Ahora, los dos yacían bajo la misma tierra, y Mijaíl, con la cruz tallada a mano, los despedía. Los vecinos hablaban de organizarse, levantar a los jóvenes, defenderse. ¿Pero de qué? ¿De quién? ¿Y por qué había que defenderse de quien debía protegerlos?

Los rumores se multiplicaban: que el vaivoda castigaba a la aldea por dar cobijo a monjes occidentales. El cura Matías —el mismo que rezaba con sus propias manos la tierra de la iglesia— le confesó que, en medio del fuego, uno de los hombres del príncipe gritó: “Que os sirva de lección por dar cobijo a los monjes.” Pero no había monjes en Satu Nou. Solo familias, trabajo y respeto a los tributos. Nada que mereciera castigo.

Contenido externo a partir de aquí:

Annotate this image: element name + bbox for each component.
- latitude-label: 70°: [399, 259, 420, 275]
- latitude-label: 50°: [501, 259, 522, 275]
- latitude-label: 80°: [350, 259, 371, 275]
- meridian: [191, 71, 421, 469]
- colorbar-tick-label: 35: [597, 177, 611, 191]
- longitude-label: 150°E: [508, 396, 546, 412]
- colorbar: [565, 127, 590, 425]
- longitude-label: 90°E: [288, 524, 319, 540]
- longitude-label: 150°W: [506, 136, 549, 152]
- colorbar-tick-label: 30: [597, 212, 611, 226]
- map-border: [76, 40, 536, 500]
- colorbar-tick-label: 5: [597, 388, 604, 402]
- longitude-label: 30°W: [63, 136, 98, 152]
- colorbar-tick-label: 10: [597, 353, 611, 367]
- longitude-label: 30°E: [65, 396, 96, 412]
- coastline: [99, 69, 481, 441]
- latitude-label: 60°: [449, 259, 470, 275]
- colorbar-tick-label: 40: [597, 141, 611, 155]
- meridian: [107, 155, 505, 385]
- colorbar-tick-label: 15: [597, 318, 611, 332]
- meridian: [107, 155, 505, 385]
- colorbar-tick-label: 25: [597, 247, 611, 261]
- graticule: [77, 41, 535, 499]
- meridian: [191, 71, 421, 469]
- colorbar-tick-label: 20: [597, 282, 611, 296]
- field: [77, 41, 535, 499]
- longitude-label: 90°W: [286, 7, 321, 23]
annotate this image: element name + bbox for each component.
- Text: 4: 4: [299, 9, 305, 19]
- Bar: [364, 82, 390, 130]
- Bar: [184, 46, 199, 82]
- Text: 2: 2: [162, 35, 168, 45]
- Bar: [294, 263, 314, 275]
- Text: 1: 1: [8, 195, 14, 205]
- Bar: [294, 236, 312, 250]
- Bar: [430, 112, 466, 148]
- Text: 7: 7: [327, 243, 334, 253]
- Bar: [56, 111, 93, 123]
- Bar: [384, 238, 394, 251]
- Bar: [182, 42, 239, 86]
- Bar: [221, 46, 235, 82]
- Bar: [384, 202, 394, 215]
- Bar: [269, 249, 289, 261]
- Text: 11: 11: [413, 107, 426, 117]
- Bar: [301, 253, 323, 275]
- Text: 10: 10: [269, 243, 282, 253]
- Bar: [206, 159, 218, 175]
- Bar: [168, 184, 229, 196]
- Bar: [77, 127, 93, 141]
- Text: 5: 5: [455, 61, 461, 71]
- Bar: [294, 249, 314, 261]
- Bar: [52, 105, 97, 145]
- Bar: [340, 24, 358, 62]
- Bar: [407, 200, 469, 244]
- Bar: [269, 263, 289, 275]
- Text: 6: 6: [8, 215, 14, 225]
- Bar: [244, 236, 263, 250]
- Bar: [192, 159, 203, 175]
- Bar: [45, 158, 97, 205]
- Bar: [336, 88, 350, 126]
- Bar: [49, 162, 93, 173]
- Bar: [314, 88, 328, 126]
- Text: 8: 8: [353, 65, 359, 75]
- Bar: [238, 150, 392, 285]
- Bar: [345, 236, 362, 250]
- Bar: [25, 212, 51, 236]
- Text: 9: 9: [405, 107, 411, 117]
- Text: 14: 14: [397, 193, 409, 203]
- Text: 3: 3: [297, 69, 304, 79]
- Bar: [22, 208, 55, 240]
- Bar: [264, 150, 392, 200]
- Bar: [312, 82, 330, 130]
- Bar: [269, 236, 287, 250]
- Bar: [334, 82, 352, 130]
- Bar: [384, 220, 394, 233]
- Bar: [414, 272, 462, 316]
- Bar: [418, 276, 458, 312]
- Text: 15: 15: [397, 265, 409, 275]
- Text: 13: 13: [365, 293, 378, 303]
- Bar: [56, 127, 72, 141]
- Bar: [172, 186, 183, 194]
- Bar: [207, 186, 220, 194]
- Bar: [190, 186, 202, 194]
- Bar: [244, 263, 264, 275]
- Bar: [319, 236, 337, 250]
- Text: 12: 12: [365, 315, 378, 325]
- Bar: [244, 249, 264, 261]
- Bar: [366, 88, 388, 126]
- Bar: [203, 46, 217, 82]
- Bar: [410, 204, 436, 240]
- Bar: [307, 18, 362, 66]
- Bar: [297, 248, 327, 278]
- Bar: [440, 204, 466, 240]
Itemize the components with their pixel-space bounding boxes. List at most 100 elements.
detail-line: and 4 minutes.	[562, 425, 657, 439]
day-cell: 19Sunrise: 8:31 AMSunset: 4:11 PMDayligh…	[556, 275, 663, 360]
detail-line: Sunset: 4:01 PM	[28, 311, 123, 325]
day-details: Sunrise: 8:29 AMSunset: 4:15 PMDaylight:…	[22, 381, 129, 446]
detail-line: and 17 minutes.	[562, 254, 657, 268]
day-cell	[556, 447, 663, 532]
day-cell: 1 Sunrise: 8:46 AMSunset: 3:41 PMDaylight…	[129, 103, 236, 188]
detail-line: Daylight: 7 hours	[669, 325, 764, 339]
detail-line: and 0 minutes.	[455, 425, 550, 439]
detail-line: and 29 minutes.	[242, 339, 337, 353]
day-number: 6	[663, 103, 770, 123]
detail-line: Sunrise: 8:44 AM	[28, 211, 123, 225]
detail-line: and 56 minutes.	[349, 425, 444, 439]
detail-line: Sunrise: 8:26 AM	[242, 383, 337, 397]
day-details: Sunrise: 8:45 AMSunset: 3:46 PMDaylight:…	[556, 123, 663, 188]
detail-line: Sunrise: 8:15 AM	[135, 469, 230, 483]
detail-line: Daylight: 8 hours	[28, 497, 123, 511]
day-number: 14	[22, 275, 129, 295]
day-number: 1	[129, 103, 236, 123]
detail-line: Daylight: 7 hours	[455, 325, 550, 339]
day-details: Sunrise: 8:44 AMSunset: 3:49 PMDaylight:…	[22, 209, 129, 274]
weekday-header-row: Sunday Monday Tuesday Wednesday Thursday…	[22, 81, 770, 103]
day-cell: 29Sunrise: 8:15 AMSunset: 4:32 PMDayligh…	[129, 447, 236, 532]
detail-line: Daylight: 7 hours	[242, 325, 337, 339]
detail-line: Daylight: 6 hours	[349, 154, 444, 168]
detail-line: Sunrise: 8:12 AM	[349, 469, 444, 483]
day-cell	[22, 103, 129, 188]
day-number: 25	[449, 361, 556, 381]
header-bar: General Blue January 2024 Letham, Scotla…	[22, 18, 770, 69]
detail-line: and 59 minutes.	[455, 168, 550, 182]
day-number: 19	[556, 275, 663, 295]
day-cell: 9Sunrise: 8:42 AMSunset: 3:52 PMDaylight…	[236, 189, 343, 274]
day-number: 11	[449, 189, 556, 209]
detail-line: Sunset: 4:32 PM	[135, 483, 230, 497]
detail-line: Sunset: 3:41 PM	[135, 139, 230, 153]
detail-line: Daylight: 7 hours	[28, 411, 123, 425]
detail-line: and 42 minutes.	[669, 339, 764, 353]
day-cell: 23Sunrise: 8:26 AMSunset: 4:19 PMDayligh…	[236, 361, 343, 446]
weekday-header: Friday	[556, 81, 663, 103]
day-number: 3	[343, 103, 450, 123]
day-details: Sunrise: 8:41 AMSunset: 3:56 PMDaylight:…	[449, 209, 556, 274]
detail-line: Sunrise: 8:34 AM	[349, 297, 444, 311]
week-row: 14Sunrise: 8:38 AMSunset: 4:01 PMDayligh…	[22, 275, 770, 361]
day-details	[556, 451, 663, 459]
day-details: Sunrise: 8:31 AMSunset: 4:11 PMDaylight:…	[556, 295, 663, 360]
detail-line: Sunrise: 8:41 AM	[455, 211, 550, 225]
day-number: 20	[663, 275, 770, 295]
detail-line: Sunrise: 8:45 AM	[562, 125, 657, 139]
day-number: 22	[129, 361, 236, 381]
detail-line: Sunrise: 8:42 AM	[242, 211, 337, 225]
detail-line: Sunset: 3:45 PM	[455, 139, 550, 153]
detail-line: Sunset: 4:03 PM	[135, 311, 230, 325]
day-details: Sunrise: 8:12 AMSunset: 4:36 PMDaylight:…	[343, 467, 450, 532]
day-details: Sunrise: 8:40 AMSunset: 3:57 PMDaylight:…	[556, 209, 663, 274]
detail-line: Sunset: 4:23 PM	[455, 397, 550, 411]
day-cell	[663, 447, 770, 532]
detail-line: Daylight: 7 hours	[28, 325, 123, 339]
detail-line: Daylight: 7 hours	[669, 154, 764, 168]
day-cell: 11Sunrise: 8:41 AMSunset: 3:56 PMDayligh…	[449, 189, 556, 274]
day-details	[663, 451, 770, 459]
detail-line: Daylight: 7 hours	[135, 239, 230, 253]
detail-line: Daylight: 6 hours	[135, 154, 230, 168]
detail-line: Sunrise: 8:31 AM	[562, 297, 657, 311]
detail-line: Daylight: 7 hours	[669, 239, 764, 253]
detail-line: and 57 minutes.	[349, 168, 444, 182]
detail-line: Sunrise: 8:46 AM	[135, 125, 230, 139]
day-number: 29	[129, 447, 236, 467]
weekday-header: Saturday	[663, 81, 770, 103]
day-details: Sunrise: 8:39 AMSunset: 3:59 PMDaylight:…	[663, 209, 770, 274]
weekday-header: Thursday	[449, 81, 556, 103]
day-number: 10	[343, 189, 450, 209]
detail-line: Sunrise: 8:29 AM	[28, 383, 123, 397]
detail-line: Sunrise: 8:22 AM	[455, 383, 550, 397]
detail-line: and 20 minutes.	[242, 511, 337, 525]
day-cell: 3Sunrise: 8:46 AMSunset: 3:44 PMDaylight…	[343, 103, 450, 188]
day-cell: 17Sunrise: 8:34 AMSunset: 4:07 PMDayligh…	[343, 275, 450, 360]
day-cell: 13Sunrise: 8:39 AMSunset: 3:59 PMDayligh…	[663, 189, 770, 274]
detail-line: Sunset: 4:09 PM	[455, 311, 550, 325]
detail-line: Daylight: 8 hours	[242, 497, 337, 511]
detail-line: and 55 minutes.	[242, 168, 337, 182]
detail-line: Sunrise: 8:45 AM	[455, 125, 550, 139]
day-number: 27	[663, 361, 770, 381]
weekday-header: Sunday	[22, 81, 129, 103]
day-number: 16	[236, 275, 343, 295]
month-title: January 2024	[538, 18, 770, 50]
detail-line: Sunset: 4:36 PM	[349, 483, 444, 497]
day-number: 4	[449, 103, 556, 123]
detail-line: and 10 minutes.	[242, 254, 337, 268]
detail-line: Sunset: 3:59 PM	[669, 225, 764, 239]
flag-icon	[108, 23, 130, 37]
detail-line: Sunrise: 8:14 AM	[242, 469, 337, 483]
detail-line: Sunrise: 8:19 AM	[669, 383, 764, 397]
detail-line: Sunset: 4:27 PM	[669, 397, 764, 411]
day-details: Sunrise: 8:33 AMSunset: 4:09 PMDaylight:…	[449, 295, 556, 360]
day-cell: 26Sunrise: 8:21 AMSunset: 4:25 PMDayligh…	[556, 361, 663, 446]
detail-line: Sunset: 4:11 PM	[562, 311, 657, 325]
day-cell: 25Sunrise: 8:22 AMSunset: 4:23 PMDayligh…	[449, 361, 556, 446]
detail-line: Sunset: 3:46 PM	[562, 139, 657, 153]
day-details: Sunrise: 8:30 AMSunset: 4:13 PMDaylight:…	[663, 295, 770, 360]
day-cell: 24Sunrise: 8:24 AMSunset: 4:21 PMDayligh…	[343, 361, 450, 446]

Tal vez, pensaba Mijaíl, la aldea fue elegida precisamente por ser libre. Atacar una finca de algún boyardo poderoso habría tenido consecuencias. Pero a los campesinos sin amo nadie los defendería. Ser libres no los hacía intocables, sino prescindibles. Pagaban sin protestar, y por eso eran el blanco perfecto.

Tras el entierro, los aldeanos compartieron pan y vino para acompañar el alma de su madre al más allá. Mijaíl, huérfano y lleno de preguntas, escuchó a la nana Voichița contar una vez más la historia del cáñamo. Entonces, por fin, lloró. Lloró por sus padres, por su aldea quemada, por la confusión que nadie lograba despejar. Y lloró, sobre todo, porque entendía que había entrado definitivamente en ese otro reino: el de los pobres, donde la vida se trenza con dolor, donde los relatos son lo único que queda, y donde la justicia siempre parece estar en otro mundo.